ReFrame first tries to obtain the hostname from /etc/xthostname, which provides the unqualified machine name in Cray systems. If this cannot be found the hostname will be obtained from the standard hostname command. Having retrieved the hostname, ReFrame goes through all the systems in its configuration and tries to match the hostname against any of the patterns in the hostnames attribute of system configuration. The detection process stops at the first match found, and the system it belongs to is considered as the current system. If the system cannot be auto-detected, ReFrame will fail with an error message. You can override completely the auto-detection process by specifying a system or a system partition with the --system option (e.g., --system daint or --system daint:gpu).

Showing configuration

New in version 2.16.

It is possible to ask ReFrame to print the configuration of the current system or the configuration of any programming environment defined for the current system.
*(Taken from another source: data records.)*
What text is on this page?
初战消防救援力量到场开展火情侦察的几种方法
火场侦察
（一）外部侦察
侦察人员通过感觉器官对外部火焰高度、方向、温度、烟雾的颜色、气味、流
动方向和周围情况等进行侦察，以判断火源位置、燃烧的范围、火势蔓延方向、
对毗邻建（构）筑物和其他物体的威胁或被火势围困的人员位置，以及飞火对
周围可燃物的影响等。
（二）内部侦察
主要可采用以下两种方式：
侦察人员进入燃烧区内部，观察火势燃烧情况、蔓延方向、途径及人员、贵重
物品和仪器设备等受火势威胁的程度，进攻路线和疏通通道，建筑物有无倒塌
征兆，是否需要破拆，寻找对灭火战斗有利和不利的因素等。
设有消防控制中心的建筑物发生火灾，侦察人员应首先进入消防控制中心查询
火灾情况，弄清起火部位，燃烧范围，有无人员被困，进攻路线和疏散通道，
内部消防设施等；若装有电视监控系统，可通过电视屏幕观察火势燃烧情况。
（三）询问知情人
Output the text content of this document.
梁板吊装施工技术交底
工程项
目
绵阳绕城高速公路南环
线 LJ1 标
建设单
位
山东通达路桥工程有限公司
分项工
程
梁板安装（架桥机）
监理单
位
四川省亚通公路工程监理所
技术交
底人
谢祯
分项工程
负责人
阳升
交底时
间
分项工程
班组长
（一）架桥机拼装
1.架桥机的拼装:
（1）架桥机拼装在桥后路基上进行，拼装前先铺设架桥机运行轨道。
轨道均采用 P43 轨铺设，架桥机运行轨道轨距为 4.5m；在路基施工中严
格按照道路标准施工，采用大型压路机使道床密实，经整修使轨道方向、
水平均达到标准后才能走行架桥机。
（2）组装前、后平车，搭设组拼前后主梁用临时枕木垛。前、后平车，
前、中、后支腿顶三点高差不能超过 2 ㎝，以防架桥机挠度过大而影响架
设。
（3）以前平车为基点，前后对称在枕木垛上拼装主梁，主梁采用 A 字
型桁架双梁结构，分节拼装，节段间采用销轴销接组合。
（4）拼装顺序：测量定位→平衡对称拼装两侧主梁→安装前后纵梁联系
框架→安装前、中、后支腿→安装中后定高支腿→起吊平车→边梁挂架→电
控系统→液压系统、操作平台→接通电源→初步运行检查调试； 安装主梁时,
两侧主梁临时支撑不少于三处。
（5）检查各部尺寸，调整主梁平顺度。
There are two command-line options for performing these operations:

  • --show-config: This option shows the current system’s configuration and exits. It can be combined with the --system option in order to show the configuration of another system.
  • --show-config-env ENV: This option shows the configuration of the programming environment ENV and exits. The environment ENV must be defined for any of the partitions of the current system. This option can also be combined with --system in order to show the configuration of a programming environment defined for another system.